Why is D unpopular?

forkit forkit at gmail.com
Sat Jun 11 01:14:16 UTC 2022


On Saturday, 11 June 2022 at 01:00:44 UTC, H. S. Teoh wrote:
>
> ..
> You know how ridiculous that sounds, right? -- when you 
> rephrase that in terms of a different unit of encapsulation.  
> "I want to protect my function's per-object state from mutation 
> by other functions in the class.  My function will decide when 
> to mutate, and when not to mutate. My class should not force 
> mutation on me."  Or, "I want to protect my local variables 
> from mutation by other blocks in the function. My block will 
> decide when to mutate, and when not to mutate.  My function 
> body shold not force mutation on me."
>
> One can argue that functions in a class ought to work together 
> on that class's data; one could argue the same for functions 
> (and other code) in a module. Or blocks in a function.  It's 
> essentially the same argument at the core; the only difference 
> is the unit of encapsulation.

Any argument taken to the extreme, will certainly sound 
ridiculour - as you've demonstrated.


>
> As I said, opinions differ on this.  You say the class ought to 
> be unit of encapsulation, Walter says it should be the module. 
> Maybe next week I should write a DIP arguing for the block to 
> be the unit of encapsulation instead.  Each side of the 
> argument has its merits and demerits; the choice is essentially 
> arbitrary, based on what the language designer deems more 
> important or not, in balancing the tradeoffs in the language.
>
> There are bigger fish to fry in the pond of programming 
> language design.
>
>
> T

In OOP, opinions do not differ on the level of encapsulation. It 
is the class.

I'm happy to be corrected here, if I'm wrong.
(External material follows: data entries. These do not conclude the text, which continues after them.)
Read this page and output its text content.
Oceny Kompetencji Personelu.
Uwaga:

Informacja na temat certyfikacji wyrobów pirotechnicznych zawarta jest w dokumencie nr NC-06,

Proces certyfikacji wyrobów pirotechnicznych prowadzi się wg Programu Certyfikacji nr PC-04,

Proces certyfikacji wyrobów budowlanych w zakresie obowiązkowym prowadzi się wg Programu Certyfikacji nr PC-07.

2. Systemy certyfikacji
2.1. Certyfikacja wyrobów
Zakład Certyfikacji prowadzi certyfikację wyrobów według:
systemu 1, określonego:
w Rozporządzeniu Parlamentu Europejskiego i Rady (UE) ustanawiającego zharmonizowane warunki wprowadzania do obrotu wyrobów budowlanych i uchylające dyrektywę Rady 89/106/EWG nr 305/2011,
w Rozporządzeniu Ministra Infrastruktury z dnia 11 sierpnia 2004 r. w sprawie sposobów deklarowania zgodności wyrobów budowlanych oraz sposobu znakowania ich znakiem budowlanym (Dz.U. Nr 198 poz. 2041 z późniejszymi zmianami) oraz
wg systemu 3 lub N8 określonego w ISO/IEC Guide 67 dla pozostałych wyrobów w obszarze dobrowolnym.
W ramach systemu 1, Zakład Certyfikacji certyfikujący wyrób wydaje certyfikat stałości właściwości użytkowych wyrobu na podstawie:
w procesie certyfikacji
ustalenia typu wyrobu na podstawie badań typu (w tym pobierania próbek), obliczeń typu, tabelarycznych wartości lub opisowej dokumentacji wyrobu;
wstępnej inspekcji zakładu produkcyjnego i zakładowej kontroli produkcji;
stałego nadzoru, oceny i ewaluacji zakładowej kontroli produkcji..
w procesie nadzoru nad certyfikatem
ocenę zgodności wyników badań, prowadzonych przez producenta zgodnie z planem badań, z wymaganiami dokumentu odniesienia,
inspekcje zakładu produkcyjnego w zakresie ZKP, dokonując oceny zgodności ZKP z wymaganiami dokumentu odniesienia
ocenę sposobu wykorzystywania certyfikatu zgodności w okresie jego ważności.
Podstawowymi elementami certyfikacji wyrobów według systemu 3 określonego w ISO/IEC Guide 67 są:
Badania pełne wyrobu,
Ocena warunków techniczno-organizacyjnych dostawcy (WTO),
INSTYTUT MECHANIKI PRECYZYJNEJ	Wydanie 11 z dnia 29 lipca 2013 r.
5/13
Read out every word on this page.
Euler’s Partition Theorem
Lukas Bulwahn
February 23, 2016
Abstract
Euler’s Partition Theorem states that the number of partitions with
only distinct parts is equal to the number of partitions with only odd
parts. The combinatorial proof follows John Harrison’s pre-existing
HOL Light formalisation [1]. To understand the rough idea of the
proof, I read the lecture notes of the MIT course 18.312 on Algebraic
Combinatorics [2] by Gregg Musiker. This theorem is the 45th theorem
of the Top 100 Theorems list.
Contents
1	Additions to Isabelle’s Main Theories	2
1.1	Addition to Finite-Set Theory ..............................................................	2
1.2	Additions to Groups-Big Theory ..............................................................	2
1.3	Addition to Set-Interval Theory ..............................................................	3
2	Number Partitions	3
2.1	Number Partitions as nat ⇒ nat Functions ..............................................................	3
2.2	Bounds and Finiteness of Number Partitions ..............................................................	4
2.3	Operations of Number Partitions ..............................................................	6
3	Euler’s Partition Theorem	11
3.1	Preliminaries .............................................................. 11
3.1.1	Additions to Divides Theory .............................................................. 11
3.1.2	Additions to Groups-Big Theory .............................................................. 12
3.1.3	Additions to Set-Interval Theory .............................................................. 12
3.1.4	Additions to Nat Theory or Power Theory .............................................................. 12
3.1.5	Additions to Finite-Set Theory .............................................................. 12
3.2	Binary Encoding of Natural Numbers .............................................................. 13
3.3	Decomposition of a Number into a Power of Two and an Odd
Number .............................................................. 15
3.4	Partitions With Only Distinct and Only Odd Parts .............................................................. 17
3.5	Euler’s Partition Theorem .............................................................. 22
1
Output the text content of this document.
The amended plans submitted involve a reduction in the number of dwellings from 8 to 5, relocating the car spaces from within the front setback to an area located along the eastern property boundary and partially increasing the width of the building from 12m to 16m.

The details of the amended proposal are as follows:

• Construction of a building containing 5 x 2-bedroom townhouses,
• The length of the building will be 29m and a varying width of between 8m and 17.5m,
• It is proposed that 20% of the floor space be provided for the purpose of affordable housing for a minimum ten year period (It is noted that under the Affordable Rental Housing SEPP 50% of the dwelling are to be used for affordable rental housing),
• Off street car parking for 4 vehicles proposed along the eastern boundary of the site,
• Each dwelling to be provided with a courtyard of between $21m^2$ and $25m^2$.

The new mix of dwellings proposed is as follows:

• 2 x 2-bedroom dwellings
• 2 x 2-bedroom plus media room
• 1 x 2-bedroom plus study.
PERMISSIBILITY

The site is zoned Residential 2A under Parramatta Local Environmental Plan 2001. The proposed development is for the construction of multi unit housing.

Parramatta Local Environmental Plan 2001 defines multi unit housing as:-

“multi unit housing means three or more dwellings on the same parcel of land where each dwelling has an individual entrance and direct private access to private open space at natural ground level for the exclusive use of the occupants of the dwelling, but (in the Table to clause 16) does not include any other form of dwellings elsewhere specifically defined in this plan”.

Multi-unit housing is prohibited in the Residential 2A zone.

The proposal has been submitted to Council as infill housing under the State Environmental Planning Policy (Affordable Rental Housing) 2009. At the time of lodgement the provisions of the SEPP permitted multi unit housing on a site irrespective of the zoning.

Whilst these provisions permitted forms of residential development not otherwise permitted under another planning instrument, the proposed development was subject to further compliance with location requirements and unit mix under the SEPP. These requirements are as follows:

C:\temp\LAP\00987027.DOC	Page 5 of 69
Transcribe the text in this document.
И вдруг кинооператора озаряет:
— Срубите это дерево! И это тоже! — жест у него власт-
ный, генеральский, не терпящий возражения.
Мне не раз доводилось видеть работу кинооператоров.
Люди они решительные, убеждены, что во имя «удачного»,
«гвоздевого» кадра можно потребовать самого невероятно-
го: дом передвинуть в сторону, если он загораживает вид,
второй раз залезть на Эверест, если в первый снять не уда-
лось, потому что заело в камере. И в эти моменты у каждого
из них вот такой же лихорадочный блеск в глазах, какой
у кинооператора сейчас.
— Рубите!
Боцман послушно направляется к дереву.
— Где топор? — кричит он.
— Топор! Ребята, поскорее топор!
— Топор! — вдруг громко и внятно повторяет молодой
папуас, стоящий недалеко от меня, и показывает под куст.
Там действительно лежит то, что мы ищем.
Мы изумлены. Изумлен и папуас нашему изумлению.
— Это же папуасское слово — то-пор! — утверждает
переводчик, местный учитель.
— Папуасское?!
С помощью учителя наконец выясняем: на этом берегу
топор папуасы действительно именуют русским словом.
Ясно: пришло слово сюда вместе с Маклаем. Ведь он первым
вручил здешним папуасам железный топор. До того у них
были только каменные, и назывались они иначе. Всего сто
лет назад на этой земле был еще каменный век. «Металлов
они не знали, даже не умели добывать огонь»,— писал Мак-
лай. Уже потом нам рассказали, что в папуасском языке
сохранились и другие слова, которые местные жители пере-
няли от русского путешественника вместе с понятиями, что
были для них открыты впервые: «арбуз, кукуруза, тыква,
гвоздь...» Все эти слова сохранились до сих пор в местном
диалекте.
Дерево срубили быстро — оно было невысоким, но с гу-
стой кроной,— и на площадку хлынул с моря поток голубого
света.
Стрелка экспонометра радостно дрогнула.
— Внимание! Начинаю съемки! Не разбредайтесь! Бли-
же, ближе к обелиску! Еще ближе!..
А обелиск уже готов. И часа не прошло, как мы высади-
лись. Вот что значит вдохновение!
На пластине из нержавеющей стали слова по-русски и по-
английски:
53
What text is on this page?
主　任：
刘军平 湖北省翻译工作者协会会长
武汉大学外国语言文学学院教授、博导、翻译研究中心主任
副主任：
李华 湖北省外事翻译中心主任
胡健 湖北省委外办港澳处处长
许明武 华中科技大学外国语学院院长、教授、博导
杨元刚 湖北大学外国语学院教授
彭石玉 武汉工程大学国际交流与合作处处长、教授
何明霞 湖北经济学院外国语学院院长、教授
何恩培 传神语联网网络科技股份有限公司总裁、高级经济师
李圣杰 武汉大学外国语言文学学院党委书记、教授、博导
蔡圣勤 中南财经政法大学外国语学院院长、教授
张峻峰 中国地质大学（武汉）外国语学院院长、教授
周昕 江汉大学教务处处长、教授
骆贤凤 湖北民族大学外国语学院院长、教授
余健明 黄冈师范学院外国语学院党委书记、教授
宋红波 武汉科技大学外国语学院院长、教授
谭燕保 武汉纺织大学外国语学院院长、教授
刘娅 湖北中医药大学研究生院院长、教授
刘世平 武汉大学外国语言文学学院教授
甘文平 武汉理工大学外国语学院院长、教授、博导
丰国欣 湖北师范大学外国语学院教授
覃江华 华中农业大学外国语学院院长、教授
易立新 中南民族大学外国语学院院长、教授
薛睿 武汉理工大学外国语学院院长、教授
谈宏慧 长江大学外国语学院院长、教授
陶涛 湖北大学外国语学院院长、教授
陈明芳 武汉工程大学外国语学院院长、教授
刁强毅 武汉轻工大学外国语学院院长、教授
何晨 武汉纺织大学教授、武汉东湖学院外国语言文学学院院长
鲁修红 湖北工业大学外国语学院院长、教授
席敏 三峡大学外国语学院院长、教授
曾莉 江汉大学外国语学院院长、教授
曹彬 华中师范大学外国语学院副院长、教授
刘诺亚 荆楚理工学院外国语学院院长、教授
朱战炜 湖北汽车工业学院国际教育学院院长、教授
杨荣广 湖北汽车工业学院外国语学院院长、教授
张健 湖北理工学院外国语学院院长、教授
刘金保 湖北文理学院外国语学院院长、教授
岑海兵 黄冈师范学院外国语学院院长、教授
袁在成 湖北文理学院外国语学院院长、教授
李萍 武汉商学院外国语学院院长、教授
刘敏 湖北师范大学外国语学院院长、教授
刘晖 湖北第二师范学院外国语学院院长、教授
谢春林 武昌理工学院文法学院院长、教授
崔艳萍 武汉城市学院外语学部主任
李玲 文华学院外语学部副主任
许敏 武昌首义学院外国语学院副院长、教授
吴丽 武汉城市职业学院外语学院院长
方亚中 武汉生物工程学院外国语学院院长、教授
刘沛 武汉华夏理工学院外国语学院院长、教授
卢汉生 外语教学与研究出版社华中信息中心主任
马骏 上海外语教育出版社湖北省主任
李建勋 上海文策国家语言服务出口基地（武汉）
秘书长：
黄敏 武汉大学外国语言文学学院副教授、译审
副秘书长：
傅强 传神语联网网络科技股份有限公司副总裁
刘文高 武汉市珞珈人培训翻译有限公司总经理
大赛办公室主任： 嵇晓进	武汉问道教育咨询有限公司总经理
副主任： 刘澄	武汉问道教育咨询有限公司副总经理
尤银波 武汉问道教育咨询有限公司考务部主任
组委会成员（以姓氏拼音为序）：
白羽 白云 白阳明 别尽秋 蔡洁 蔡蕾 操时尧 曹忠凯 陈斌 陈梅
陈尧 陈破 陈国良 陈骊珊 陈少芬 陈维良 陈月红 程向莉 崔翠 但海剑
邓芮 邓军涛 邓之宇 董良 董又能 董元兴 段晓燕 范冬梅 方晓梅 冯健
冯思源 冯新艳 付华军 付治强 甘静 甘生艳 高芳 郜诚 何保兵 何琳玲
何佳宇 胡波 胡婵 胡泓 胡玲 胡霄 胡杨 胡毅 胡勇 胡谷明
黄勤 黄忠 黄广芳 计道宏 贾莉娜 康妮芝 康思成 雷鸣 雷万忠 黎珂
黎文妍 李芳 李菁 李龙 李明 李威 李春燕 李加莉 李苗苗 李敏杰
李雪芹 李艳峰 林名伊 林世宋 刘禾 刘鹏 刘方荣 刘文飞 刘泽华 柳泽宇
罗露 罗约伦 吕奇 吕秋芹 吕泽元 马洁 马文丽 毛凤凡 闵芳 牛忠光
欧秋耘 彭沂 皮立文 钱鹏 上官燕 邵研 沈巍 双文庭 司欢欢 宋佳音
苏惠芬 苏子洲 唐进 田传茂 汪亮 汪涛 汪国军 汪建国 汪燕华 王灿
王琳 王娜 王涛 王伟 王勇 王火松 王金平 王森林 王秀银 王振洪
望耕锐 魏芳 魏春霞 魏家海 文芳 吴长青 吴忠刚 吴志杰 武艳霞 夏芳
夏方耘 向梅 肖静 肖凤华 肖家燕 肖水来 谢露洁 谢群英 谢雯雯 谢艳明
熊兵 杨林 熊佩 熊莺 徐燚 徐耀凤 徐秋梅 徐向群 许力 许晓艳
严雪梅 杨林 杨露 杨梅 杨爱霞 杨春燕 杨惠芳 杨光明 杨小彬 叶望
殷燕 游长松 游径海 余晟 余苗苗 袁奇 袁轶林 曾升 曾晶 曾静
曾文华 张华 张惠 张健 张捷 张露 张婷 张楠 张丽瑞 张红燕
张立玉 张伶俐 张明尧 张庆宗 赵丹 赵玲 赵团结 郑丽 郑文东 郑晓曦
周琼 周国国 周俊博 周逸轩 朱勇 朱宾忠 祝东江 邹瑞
It's why it's called OOP, not MOP.

My only disagreement is where a language offering OOP, goes and 
puts this principle aside.

It's not a disagreement in the module being an abstraction that 
provides a barrier around it. It's that the module swallows up 
the barrier of the class.

Therefore, is you use classes in D, the very principle of OOP has 
been 'mutated'.

In my case, I'm protecting this principle, it's private, and I 
mean really private, and the outside world is not going to mutate 
it   .. I even have barriers in memory to prevent that from 
happening. So no amount of hacking will circumvent that barrier 
;-)   .. but I'm sure many will keep trying.